La condizione dell’erranza si viene così a manifestare come costitutivamente cristica, in quanto alla domanda di Mc 1,35ss. «La risposta è questa: “Andiamocene altrove“. Egli infatti è per essenza colui che si sposta da un luogo all’altro, che si sottrae: “Oggi, domani e il giorno seguente bisogna che io vada per la mia strada”». Di qui consegue, per il pensare credente a) sul piano cristologico: «Il Cristo […] non si lascia mai racchiudere in formule. Quando la formula, nella sua fredda astrattezza, si richiama alla concretezza della libera pienezza di Cristo, c’è motivo di sperare che la riflessione teologica sia efficace»; b) sul piano teo-logico: «Dio infatti non è un sistema e nessun sistema può rappresentare Dio».

Se ora ci soffermiamo a riflettere sul participio, che la formula di fede attribuisce all’arameo, siamo indotti a pensare il triplice senso del verbo abad, che traduciamo con errare, indicando in primo luogo appunto la condizione nomadica dell’arameo, che non ha una meta prestabilita, né un itinerario ben tracciato, in quanto, allorché, nella esperienza abramitica, viene invitato a lasciare la propria terra, non gli viene contestualmente indicata alcuna destinazione, né promesso alcun ritorno.

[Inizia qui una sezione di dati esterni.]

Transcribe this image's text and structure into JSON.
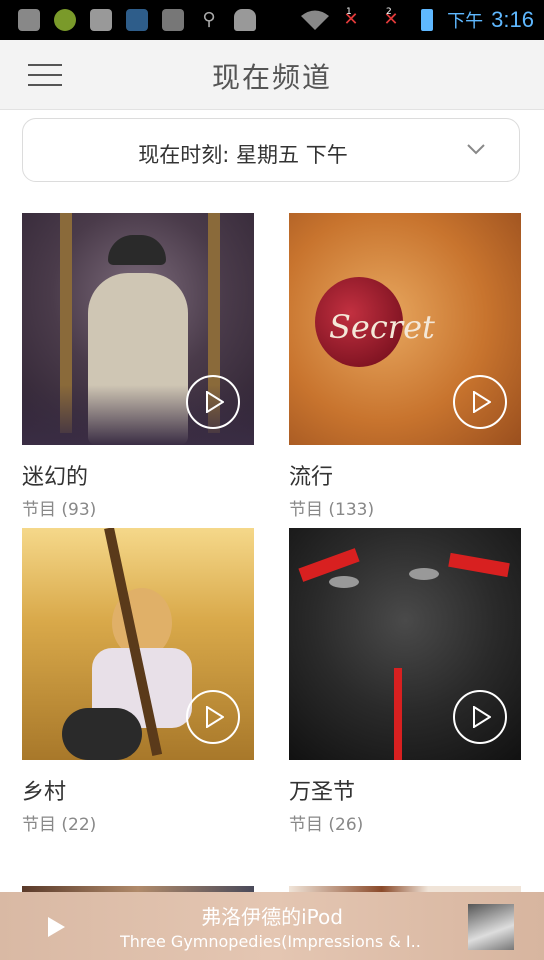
{
  "statusbar": {
    "ampm": "下午",
    "time": "3:16",
    "icons": [
      "add-icon",
      "app-icon",
      "clipboard-icon",
      "app-l-icon",
      "check-icon",
      "usb-icon",
      "android-icon",
      "wifi-icon",
      "signal-1-icon",
      "signal-2-icon",
      "battery-icon"
    ],
    "sim1": "1",
    "sim2": "2"
  },
  "appbar": {
    "title": "现在频道",
    "menu_icon": "hamburger-menu-icon"
  },
  "time_selector": {
    "label": "现在时刻: 星期五 下午",
    "icon": "chevron-down-icon"
  },
  "channels": [
    {
      "name": "迷幻的",
      "count": "节目 (93)"
    },
    {
      "name": "流行",
      "count": "节目 (133)"
    },
    {
      "name": "乡村",
      "count": "节目 (22)"
    },
    {
      "name": "万圣节",
      "count": "节目 (26)"
    }
  ],
  "now_playing": {
    "station": "弗洛伊德的iPod",
    "track": "Three Gymnopedies(Impressions & I..."
  },
  "colors": {
    "accent": "#5fb8ff",
    "player_bg": "#dcbca7"
  }
}
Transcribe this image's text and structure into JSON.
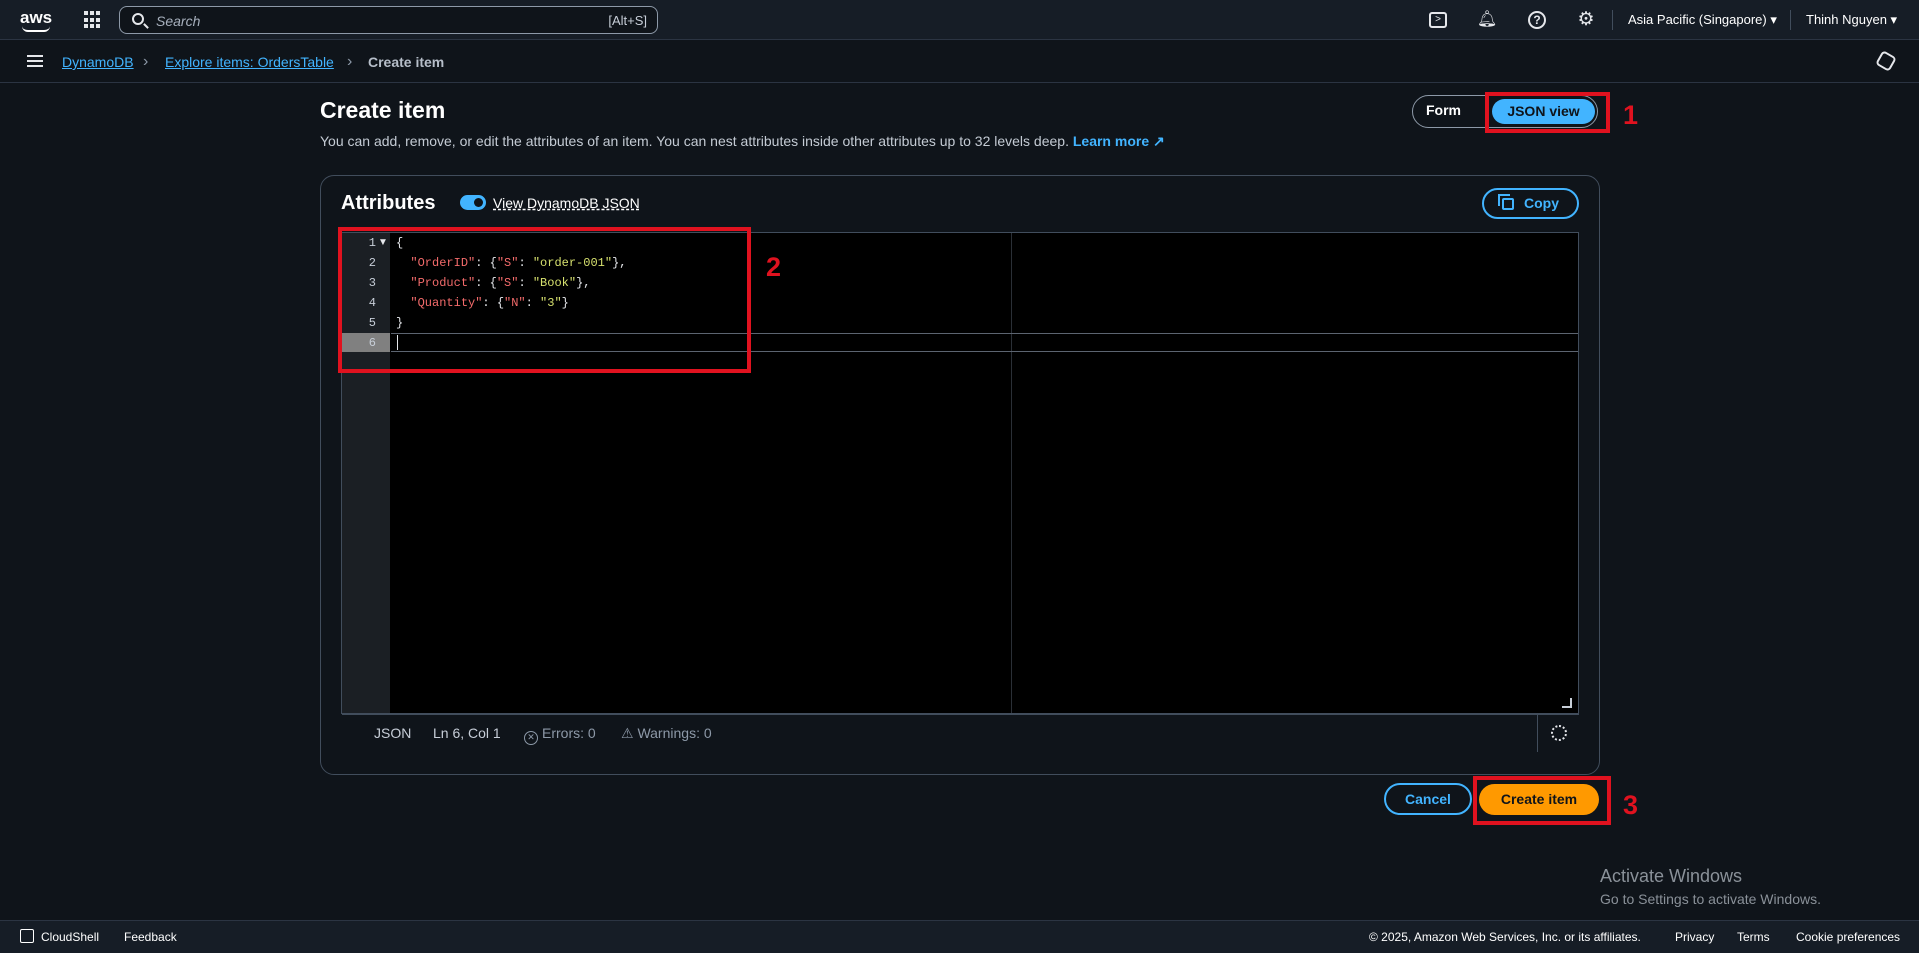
{
  "topbar": {
    "logo_text": "aws",
    "search_placeholder": "Search",
    "search_shortcut": "[Alt+S]",
    "region": "Asia Pacific (Singapore) ▾",
    "user": "Thinh Nguyen ▾"
  },
  "breadcrumb": {
    "items": [
      "DynamoDB",
      "Explore items: OrdersTable",
      "Create item"
    ]
  },
  "page": {
    "title": "Create item",
    "description": "You can add, remove, or edit the attributes of an item. You can nest attributes inside other attributes up to 32 levels deep.",
    "learn_more": "Learn more"
  },
  "view_toggle": {
    "form_label": "Form",
    "json_label": "JSON view",
    "selected": "JSON view"
  },
  "annotations": {
    "one": "1",
    "two": "2",
    "three": "3"
  },
  "attributes": {
    "heading": "Attributes",
    "toggle_label": "View DynamoDB JSON",
    "toggle_on": true,
    "copy_label": "Copy"
  },
  "editor": {
    "line_numbers": [
      "1",
      "2",
      "3",
      "4",
      "5",
      "6"
    ],
    "lines": [
      "{",
      "  \"OrderID\": {\"S\": \"order-001\"},",
      "  \"Product\": {\"S\": \"Book\"},",
      "  \"Quantity\": {\"N\": \"3\"}",
      "}",
      ""
    ]
  },
  "status_bar": {
    "language": "JSON",
    "position": "Ln 6, Col 1",
    "errors": "Errors: 0",
    "warnings": "Warnings: 0"
  },
  "actions": {
    "cancel": "Cancel",
    "create": "Create item"
  },
  "watermark": {
    "line1": "Activate Windows",
    "line2": "Go to Settings to activate Windows."
  },
  "footer": {
    "cloudshell": "CloudShell",
    "feedback": "Feedback",
    "copyright": "© 2025, Amazon Web Services, Inc. or its affiliates.",
    "privacy": "Privacy",
    "terms": "Terms",
    "cookies": "Cookie preferences"
  },
  "colors": {
    "accent": "#42b4ff",
    "primary_button": "#ff9900",
    "annotation": "#e0121f"
  }
}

Storia biblica, ma anche filosofica, se possiamo far credito a Emmanuel Levinas e alla sua contrapposizione tra Ulisse e Abramo: «Al mito di Ulisse che ritorna a Itaca, noi vorremmo contrapporre la storia di Abramo che lascia per sempre la sua patria per una terra ancora ignota e che interdice al suo servo persino di ricondurre suo figlio al punto di partenza».

La serietà drammatica dell’errare risulta ancor più marcata quando consideriamo gli altri due significati del verbo ebraico abad, che significa anche perdersi o smarrirsi: l’arameo errante è colui che vive nel disorientamento, in una condizione di smarrimento o di “perdizione”. È colui che si è perduto o sta per perdersi. Ma nell’esperienza nomadica perdersi significa anche perire (ecco il terzo significato di abad). L’arameo che erra, sta per perire. E, nel momento in cui non è più consegnato al nomadismo, non deve né può dimenticare il suo essere caduco, mortale, perituro.

La coscienza della caducità impedisce ogni ybris religiosa o filosofica, culturale o morale. In questo senso ha ragione Vladimir Jankélévitch, quando dice che la morte, il pensiero della morte è una sorta di metafisica consumata dall’uso di quanti rifiutano la metafisica. E il pensiero della morte esige la conversione che il Giubileo intende perseguire in ciascuno di noi.